Which would be a lovely opening if that were at all Pascal's view. In Pascal's view faith does reside in the heart, but Pascal, in drawing the line between the heart and the reason, is not drawing a line "between faith and intellectual inquiry"; that would make half his comments on the subject incomprehensible, because Pascal puts mathematics partly on the heart side of the division. The heart is that whereby we have the intuitive understanding essential for (among other things) actual life; all intellectual inquiry on Pascal's view has to be shot through with it, because all intellectual inquiry presupposes principles recognized by the heart. His quotation of Pascal on authority is even worse. Hendel hasn't bothered to go back to the original; his footnote here is from a secondhand source. It's from the Provincial Letters (letter 18). And it's in a defense of Jansenius. Now, if you know anything about the history of Jansenism, you'll know that the Pope had at the instigation of the Jesuits condemned several propositions of Jansenius. The Jansenists, wanting to be good Catholics but not willing to concede defeat, argued that the propositions were indeed wrong in the sense the Pope had condemned them, but that they were not as a matter of fact to be found in the text of Jansenius in that sense. When Pascal makes his claim about authority failing to persuade of fact, he is arguing that the only thing that can actually persuade someone of a fact is the senses -- unlike faith and reason. And it's clear from elsewhere (the preface to the fragmentary Treatise on the Vacuum, for instance) that Pascal would place almost Hendel's entire discipline outside the realm of sensible experience. History of any kind, on Pascal's view, doesn't deal with facts; it deals with authorities of various kinds.

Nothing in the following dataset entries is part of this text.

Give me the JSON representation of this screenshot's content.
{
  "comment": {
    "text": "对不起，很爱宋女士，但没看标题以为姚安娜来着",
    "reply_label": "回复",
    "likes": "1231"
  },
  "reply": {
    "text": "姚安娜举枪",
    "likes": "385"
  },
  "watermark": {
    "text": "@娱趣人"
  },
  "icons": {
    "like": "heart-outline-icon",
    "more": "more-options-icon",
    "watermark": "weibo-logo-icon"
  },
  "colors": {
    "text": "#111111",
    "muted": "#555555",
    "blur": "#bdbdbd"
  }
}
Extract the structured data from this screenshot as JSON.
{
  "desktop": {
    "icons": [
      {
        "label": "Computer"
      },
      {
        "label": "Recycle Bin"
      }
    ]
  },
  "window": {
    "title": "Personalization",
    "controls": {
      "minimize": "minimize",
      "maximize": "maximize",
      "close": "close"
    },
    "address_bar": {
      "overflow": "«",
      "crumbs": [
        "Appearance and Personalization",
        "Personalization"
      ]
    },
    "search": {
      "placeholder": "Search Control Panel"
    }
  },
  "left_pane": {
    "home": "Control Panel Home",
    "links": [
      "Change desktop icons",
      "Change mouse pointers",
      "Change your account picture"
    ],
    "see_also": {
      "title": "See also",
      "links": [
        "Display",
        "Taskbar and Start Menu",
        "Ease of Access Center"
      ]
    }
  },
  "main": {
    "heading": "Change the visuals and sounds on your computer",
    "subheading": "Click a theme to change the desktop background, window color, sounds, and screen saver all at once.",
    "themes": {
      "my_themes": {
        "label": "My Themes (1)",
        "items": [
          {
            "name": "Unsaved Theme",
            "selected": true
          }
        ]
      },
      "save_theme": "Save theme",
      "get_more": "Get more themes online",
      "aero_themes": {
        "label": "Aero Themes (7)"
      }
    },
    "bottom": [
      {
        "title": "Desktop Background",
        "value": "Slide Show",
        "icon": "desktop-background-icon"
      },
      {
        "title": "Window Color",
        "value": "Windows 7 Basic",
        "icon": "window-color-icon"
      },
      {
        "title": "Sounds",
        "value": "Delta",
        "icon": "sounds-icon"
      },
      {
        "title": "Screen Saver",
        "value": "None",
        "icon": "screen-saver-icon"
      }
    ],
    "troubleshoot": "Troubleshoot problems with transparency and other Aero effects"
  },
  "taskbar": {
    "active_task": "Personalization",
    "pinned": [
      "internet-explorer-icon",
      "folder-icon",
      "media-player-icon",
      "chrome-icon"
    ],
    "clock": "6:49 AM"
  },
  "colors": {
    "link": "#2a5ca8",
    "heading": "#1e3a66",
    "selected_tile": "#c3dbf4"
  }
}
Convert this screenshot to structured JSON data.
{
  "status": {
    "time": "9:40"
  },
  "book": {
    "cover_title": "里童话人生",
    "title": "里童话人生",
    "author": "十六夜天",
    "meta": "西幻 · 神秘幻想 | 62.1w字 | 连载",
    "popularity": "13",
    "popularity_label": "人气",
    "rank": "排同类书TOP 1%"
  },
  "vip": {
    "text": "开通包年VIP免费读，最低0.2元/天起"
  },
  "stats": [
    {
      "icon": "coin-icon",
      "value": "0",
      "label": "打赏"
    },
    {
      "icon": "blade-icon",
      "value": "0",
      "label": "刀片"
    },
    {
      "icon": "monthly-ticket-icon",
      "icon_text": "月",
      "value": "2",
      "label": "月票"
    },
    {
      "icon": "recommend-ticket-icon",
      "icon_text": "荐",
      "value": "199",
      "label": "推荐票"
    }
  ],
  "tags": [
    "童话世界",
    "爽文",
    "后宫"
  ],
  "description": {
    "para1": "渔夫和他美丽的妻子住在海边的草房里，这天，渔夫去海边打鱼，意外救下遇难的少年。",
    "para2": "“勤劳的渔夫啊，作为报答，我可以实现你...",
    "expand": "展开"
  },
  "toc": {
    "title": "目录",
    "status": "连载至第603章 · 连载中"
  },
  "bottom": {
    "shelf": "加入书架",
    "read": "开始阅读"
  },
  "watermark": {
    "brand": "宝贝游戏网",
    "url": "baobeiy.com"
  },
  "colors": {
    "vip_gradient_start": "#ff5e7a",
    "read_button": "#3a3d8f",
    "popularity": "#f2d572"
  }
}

The only fields that properly deal with facts are those in which you can see, here and now, what you are talking about; history may draw on some of these, but once you make a historical conclusion you are in the realm of human authority, not fact. Where the testimony of the senses is uniform, we must interpret our authorities, even Scripture, accordingly; but, as Scripture is divine authority, we should accept it as exceeding any human authority. The Pascalian point really doesn't cut in quite the same direction as Hendel is suggesting.
This is why, incidentally, philosophers like myself have difficulty taking so-called "biblical scholars" entirely seriously. The whole point of the article is repudiation of the SBL for the sole reason that the SBL has given up critical investigation of the texts, but even in the article himself Hendel can't even be bothered to make use of the basic principles of critical investigation, merely appealing to authority rather than actually seeing what the text says. Instead of taking the trouble to understand Pascal critically, which isn't that difficult given that Pascal has been translated many jillion times and is easily accessible (especially in this internet age), he maneuvers him clumsily on a rhetorical chessboard to a pre-ordained conclusion. It's difficult not to wash one's hands of Hendel and his ilk, who make a great fuss over critical inquiry and reason but repeatedly seem to show that this is just all a rhetorical facade; who place themselves on the side of reason and critical investigation in the very same breath by which they blatantly violate both. It's not that Hendel's opponents are particularly better; it's just one sign, one of many, that the whole field is shot through with what looks like the grossest rational incompetence. Now some of this may just be appearance; perhaps Hendel is just having a bad day in which he can't think straight, and perhaps there are lots and lots of people in Biblical Studies who do a competent job quietly enough that they just don't ever come to notice. One expects kooks in every field, so one ignores them; it is people like Hendel, however, who make it difficult not to write off the entire area as just intellectually bankrupt. And, yes, it is not wholly fair to write off a field so thoroughly, so I try not to do so. People in the field don't give those of us outside the field that much to work with, though.